Usar o terror do PCC na briga eleitoreira é uma afronta à população. Mais um sintoma de degenerescência da política. Se o governo federal, por exemplo, quisesse agir, uma das opções seria recorrer ao estado de defesa, previsto na Constituição para “preservar ou prontamente restabelecer, em locais restritos e determinados, a ordem pública ou a paz social ameaçadas por grave e iminente instabilidade institucional ou atingidas por calamidades de grandes proporções na natureza”. Exatamente o que acontece hoje em São Paulo, onde o governo estadual perdeu o controle da situação. Isso não significa apenas ou necessariamente mandar tropas federais, mas, por exemplo, intervir na cúpula da (in)segurança pública, em defesa da população. Mas, para fazer isso, o governo federal precisaria ter autoridade. Num quadro de alianças com mensaleiros e sanguessugas, nem pensar.

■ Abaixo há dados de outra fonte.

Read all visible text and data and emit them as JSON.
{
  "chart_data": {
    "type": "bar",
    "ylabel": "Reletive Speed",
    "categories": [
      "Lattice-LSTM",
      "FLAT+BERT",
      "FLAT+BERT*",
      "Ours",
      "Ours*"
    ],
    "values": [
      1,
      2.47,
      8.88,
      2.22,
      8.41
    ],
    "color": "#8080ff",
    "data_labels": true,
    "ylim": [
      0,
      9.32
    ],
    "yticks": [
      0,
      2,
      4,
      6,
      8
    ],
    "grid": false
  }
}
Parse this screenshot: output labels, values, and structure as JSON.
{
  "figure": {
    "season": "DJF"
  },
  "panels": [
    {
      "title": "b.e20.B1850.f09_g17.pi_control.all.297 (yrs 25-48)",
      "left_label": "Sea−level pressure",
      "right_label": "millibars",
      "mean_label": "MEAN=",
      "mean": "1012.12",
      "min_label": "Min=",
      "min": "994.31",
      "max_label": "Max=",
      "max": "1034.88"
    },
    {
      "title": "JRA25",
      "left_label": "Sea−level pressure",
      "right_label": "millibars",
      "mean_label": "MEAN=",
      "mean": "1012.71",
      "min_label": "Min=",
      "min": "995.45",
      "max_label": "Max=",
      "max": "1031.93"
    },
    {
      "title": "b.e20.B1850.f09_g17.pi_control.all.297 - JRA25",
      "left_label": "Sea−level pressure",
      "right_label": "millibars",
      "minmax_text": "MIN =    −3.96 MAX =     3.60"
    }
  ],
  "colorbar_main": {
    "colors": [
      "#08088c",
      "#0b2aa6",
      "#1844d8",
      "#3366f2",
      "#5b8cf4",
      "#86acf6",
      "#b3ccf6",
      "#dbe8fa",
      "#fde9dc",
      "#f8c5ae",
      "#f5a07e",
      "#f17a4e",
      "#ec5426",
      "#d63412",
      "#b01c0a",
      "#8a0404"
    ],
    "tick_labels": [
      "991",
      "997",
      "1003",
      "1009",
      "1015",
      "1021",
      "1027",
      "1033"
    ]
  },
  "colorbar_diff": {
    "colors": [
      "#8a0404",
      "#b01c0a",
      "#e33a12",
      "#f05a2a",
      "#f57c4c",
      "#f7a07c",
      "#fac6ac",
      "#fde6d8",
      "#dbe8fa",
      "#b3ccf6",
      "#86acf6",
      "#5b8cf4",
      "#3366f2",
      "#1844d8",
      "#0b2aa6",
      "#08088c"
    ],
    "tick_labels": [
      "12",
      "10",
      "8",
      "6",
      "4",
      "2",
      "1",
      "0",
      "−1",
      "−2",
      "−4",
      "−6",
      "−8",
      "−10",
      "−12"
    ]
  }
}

Ao mesmo tempo, sem políticas sociais, sem descriminalizar as drogas, sem controlar o tráfico de armas, não se avançará.


Ministro Marco Aurélio na TV


Alberto Dines anuncia que o entrevistado de hoje no programa de televisão do Observatório da Imprensa será o presidente do Tribunal Superior Eleitoral, Marco Aurélio de Mello.


Dines:


– Não é a primeira vez que um Presidente da República tenta se reeleger. Em 1998, FHC também tentou e conseguiu. A única diferença é que embora fosse a primeira vez, aquela reeleição foi menos, digamos, atribulada. O presidente Lula chegou a comentar em tom de blague que não sabe quando é candidato e quando é Chefe da Nação. Por outro lado, o desvendamento do escândalo do mensalão e suas conexões com o caixa dois obrigou a Justiça Eleitoral a criar paradigmas mais rigorosos para a propaganda eleitoral. Além disso, há os implicados nos escândalos cujas candidaturas precisam ser discutidas. Além disso, temos a mídia eletrônica que precisa ser acompanhada porque trata-se de uma concessão pública, não pode favorecer ninguém. Resultado: neste momento, além dos três poderes, temos um superpoder provisório, mas efetivo, o Tribunal Superior Eleitoral. Ele precisa ser ouvido. Por isso, hoje à noite o Observatório da Imprensa vai entrevistar o presidente do TSE, o ministro Marco Aurélio de Mello. O programa de televisão do Observatório da Imprensa é transmitido hoje às onze e meia da noite na TV-Cultura. Mais cedo e ao vivo, às dez e meia, na TV-E.